Chandrika Kumaratunga was the President of Sri Lanka from 1994 to 2005. In an interview with the British television presenter and news critic David Frost, she stated that at the time that her husband Vijaya Kumaranatunga was assassinated, "Sri Lanka had a killing fields, there was a lot of terror perpetrated by the government itself, state terrorism." This statement has been supported by a report released by the Asian Legal Resource Centre (ALRC), a non-governmental organization based in Hong Kong and associated with the United Nations, which has also claimed that there was widespread terrorism committed by the state during this period.

===21st century===
Following the collapse of peace talks in 2006, human rights agencies such as the Asian Center of Human Rights (ACHR), the University Teachers for Human Rights (UTHR), and pro-LTTE political parties such as the Tamil National Alliance claimed that the government of Sri Lanka had unleashed state terrorism as part of its counterinsurgency measures against the rebel LTTE movement. The Sri Lankan government responded by claiming that these allegations by the LTTE were an attempt by the LTTE to justify their own acts of terrorism.

The ACHR has also stated that following the collapse of the Geneva talks of February 2006, the government of Sri Lanka perpetrated a campaign of state terrorism by targeting alleged LTTE sympathizers and Tamil civilians. A spokesman for Human Rights Watch was of the opinion that "the Sri Lankan government has apparently given its security forces a green light to use dirty war tactics." International intervention in Sri Lanka was requested by Tamil sources to protect civilians from state terrorism.

==State terrorist groups==
The Sri Lankan government has been accused of the usage state-sponsored paramilitaries to commit war crimes. Many of these groups were created at the height of the second JVP uprising. During the civil war, one of the major state-sponsored paramilitaries was the Tamil Makkal Viduthalai Pulikal, led by Karuna Amman.

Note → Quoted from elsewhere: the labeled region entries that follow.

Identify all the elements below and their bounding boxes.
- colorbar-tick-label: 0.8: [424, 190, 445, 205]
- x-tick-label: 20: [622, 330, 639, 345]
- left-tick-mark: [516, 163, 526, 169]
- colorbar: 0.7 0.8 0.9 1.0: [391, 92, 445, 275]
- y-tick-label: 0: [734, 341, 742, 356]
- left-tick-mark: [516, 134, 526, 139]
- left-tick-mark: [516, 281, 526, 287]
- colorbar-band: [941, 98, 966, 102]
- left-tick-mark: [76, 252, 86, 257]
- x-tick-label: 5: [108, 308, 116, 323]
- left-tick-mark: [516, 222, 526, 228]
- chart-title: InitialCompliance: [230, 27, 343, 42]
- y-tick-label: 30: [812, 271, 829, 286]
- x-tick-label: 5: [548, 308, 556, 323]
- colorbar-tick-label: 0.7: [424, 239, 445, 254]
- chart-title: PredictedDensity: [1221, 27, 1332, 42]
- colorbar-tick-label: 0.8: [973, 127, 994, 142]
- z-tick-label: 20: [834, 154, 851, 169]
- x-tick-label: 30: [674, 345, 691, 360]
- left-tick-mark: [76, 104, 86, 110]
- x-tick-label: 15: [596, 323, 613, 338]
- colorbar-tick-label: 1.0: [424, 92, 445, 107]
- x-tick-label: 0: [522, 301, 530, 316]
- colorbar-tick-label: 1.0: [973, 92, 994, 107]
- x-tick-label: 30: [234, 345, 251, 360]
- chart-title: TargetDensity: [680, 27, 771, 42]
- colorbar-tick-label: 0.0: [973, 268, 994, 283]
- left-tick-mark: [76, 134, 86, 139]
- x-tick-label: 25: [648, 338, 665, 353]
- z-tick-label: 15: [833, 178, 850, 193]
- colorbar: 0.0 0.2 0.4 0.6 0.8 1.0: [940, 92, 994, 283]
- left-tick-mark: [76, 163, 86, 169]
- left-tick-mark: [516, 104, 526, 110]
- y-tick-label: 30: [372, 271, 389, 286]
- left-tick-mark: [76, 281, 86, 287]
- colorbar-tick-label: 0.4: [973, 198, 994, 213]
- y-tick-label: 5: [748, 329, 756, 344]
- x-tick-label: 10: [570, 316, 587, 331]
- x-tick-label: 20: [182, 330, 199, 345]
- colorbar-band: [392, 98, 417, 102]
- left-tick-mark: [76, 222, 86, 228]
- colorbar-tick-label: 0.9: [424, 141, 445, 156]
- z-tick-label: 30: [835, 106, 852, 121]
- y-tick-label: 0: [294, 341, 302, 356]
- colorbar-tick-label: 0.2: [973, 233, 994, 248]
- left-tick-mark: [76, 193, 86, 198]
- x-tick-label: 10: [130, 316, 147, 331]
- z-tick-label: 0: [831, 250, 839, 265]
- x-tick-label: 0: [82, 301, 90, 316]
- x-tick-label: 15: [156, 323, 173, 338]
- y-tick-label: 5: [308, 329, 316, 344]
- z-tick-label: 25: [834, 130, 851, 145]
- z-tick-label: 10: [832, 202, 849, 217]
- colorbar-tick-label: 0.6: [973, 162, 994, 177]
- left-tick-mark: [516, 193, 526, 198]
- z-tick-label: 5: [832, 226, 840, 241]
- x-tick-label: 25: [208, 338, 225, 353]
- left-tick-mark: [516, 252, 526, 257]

===Anti-separatist paramilitaries===
- Eelam People's Democratic Party – Led by former leader of the Eelam People's Revolutionary Liberation Front, Douglas Devananda
- Tamil Makkal Viduthalai Pulikal – A highly controversial organization which defected from the LTTE in 2004, led by Karuna Amman, former LTTE commander of the Eastern Province.

===Anti-communist paramilitaries===
- Eagles of the Central Hills – Formerly active in Kandy. Responsible for the massacre of suspected JVP rebels in 1989. Also responsible for killings of workers at Peradeniya University.
- Black Cat group – Responsible for attacks on politicians and civilians. The group would threaten members of the Communist Party of Sri Lanka throughout the late 1980s.